Flags of Our Fathers — movie review — screener!
Everyday we are sheltered from the truth. On the news, in history books, by our peers and parents. We are forced to believe that War is inevitable. War is unpreventable. War ultimately saves lives. The topic is so saturated with deceit that the proletariat always accelerates acclimation. It is because it is exactly what we want to hear.
If you knew the truth, if you knew about the unfair WWII treatises drafted specifically to insult Japanese honor and inflict retaliation, if you knew about the firebombing raids, if you knew that the atomic bombs were dropped after peace negotiations and after Nazi Germany had surrendered, would it make any difference? Even those that are aware shake their heads and wag their fingers at the Japanese, regurgitating slander and boohooing over the Rape of Nanking. The Jewish even sued the Smithsonian museum over the term “concentration camp” in a Japanese history display, revering their own tragedy over someone elses. (This is especially strange if you consider the claim that half of the alleged six million Holocaust victims weren’t even Jewish, but Polish Christians and Catholics, not to mention the total number of victims may be a gross overestimate).
If you want the truth, you would quickly learn that America has murdered more innocent civilians that any other country on the planet. And the killing meter increases every day. In fact, a recent study was published in major newspapers last week, claiming the American military took 655,000 Iraqi lives and not 30,000 like President Bush had previously announced. And that doesn’t even take into account those innocents who were brutalized, sodomized and tortured by American soldiers. Not to mention soldiers raped by fellow soldiers. So you just rethink your image of a hero, because he may just be someone who survived. Much like Rene Gagnon (Jesse Bradford), a runner for the Marines, famous for helping his buddies lift up a flagpole.

This photograph at the Battle of Iwo Jima, this instant image of hope and pride and camaraderie was printed on every major newspaper’s front page and engraved on every U.S. citizen’s heart. It was an image to remind families, taxpayers, politicians that War is necessary. It was a trigger to trick them all into believing that we were winning. The fact is that we were losing, horribly losing, and America is a sore loser. You understand that we usually blindly bulldoze and bully other countries. But in the midst of WWII, America lacked the money, the resources, the strategy. Thus the vicious cycle began. Without strategy, you lose a lot of troops and eat up a lot of artillery. You need material resources for more artillery. You need more money to start the whole cycle again. So the government devised a plan to tap its citizens dry. War bonds were purchased under the premise of contribution, of supporting soldiers, of possibly eliminating the guilt of sitting at home while young men lost their lives overseas. War bonds are why the remaining (living) three out of the six Iwo Jima flag raisers were quickly shipped back home. They were to become the new spokesmen for military funding and the unexpected heroes of WWII.

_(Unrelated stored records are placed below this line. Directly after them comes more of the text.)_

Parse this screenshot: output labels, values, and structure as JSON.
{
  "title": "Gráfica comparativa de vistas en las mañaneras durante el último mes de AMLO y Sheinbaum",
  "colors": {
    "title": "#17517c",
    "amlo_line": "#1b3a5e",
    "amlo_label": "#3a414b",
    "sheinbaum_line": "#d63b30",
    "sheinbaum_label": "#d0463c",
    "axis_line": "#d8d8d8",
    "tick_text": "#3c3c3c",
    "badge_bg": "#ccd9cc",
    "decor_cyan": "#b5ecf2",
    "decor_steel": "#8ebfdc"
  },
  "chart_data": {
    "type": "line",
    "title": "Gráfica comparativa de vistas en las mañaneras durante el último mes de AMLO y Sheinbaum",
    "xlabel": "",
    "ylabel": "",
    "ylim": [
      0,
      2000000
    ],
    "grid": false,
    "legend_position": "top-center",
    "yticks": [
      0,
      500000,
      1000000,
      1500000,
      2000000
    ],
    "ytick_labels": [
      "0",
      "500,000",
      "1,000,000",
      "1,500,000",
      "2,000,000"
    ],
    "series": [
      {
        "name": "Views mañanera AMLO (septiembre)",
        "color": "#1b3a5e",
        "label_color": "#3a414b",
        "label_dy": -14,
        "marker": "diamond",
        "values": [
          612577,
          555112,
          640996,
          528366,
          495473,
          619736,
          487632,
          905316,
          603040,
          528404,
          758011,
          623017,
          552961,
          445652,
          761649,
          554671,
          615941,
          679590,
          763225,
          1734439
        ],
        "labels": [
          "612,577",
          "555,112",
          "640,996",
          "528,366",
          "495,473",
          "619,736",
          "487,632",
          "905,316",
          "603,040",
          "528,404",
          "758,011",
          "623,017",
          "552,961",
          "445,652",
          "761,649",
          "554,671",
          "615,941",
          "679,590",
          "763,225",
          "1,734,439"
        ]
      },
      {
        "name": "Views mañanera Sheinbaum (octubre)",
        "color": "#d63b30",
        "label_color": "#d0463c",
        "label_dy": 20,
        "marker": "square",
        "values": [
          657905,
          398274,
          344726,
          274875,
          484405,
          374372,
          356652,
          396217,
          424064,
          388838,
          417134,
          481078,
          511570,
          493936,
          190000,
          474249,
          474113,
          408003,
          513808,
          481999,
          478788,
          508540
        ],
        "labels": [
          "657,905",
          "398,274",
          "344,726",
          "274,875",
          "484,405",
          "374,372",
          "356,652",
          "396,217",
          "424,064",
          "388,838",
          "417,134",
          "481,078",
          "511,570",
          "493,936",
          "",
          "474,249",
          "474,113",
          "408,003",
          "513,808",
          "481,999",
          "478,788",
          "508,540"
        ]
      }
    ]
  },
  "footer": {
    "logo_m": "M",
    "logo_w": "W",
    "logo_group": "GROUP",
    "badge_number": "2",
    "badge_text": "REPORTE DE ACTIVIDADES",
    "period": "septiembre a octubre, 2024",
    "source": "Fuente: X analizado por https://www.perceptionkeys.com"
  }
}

Spotlights and flashbulbs induced flashbacks, and the legacy of war split through the young soldiers’ minds. Napalm flamethrowers, grenade decapitations, embedded shrapnel. Charismatic Rene Gagnon (mentioned earlier), brave medic John “Doc” Bradley (Ryan Phillippe), compassionate Ira Hayes (Adam Beach) each dealt with their visions differently, each dealing with the lies they needed to tell the public. They were to cover up the fact that the flag they raised was only a replacement and that one man had been incorrectly credited.
Hayes plays an important role in Flags of Our Fathers because he is a Native American and this is where director Clint Eastwood drills in the message that white people suck. At any rate, you’ll need to remember him. Maybe you’ll remember him in that soft-focus movie light, just like the veil he held over his own eyes when he believed in America and that his part in the war would deter future prejudice. You may remember him portrayed as a stereotype chain, being a blubbering alcoholic gambling ace. You could remember him in the broader sense, representing all Native Americans; their genocide adding millions of deaths to America’s killing meter. Maybe this is why Hayes feared fame. He realized that he was a marked martyr for hope and freedom, only to have his own dreams cruelly drowned. So Flags of Our Fathers also reflects on how crass and racist people can be, even directly to a hero’s face. How we amass and treat each other without empathy, without respect, and this is how we wage wars. In the long run, there is very little difference in how everyday feuds and global wars begin, and more often than not, the victor is not always virtuous.
Flags of Our Fathers opens on October 20, 2006.
Learn that there are two sides to every story. This time, you’ll get to hear the Japanese side on February 9, 2007, when Clint Eastwood’s Letters from Iwo Jima opens.